Elle a choisi, elle a souhaité participer à cette deuxième partie « entre filles ». Elle n’a rien appris la première fois du but de Charlene ? En cinq jours les vapeurs d’alcool se sont évaporées, elle est donc « accro », elle a goûté de la bite, ça lui a plu, elle voudra encore de la bite, de la jeune, vigoureuse, vive, de la bite qui bouscule, culbute et mitraille. Du zob en rodage, facile à apprivoiser, à diriger. De la queue jeune à initier avec tendresse, à goûter comme du vin nouveau, à former entre les doigts, à chauffer au four de sa bouche pour y faire courir les premiers frissons d’une première fois. Salope !

Je me demande bien pourquoi elle avait fait semblant de me consulter : sa décision était prise, je comptais pour du beurre, elle s’amusait cruellement à demander un avis dont elle ne tiendrait aucun compte s’il contrariait son projet. Elle maintenait une apparence de lien entre compagne et compagnon. Elle aurait dû me jeter à la figure que ma présence l’ennuyait la gênait, l’ étouffait, lui faisait perdre les meilleures occasions, limitait la satisfaction de ses instincts, l’empêchait de recevoir des hommes pour se faire foutre à domicile.

Sans moi elle aurait pu se faire enfiler à la chaîne, galoper comme une chienne en chaleur d’un mâle à l’autre, explorer toutes les variétés d’hommes, toutes les dimensions de sexes et elle aurait pu jouir, et jouir, et jouir encore, jouir à l’infini !.
Avec un peu de courage, elle m’aurait foutu à la porte et aurait atterri dans son lit un jeunot à la queue enchantée. Moi, je n’ai pas eu besoin de courage pour quitter une femme obsédée par une chasse à l’amant jeune, audacieux et aux poches cousues d’or. J’ai fui sa lâcheté et je vis en solitaire dans mon studio et je rumine mon malheur.

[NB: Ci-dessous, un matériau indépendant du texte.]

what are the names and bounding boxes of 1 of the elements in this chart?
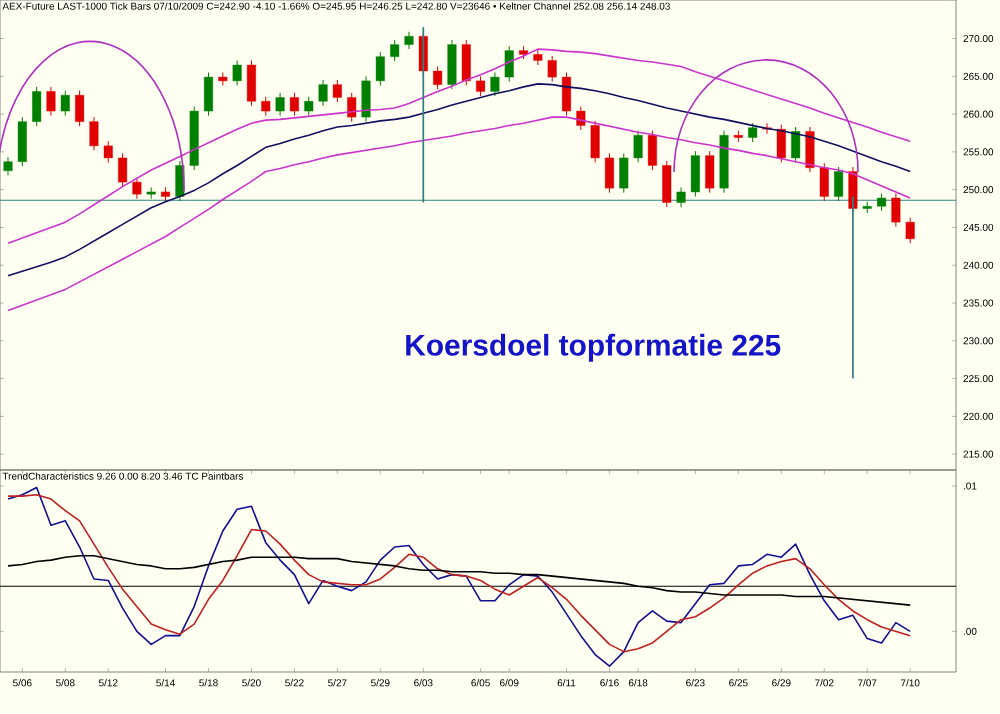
annotation: Koersdoel topformatie 225 <box>406 333 781 362</box>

Je suis encore jeune, physiquement en forme, pas mal de ma personne. Quand je me rase, dans mon miroir je ne me trouve pas mal, même beau. Des fois on me dit que j’ai de la chance. Je gagne honnêtement un salaire convenable. Sans être un phénomène de foire, mon sexe est tout à fait convenable, d’aspect plaisant, il a longtemps enchanté Lili. Ce n’est pas un arrache moyeu, mais je le crois efficace, endurant : tout à fait convenable pour toute femme dite « normale » et je suis propre à en satisfaire plus d’une. Mon principal défaut, c’est d’être sentimental et fidèle. Faudrait-il pour être parfait boire sans modération et m’empester l’haleine en fumant ?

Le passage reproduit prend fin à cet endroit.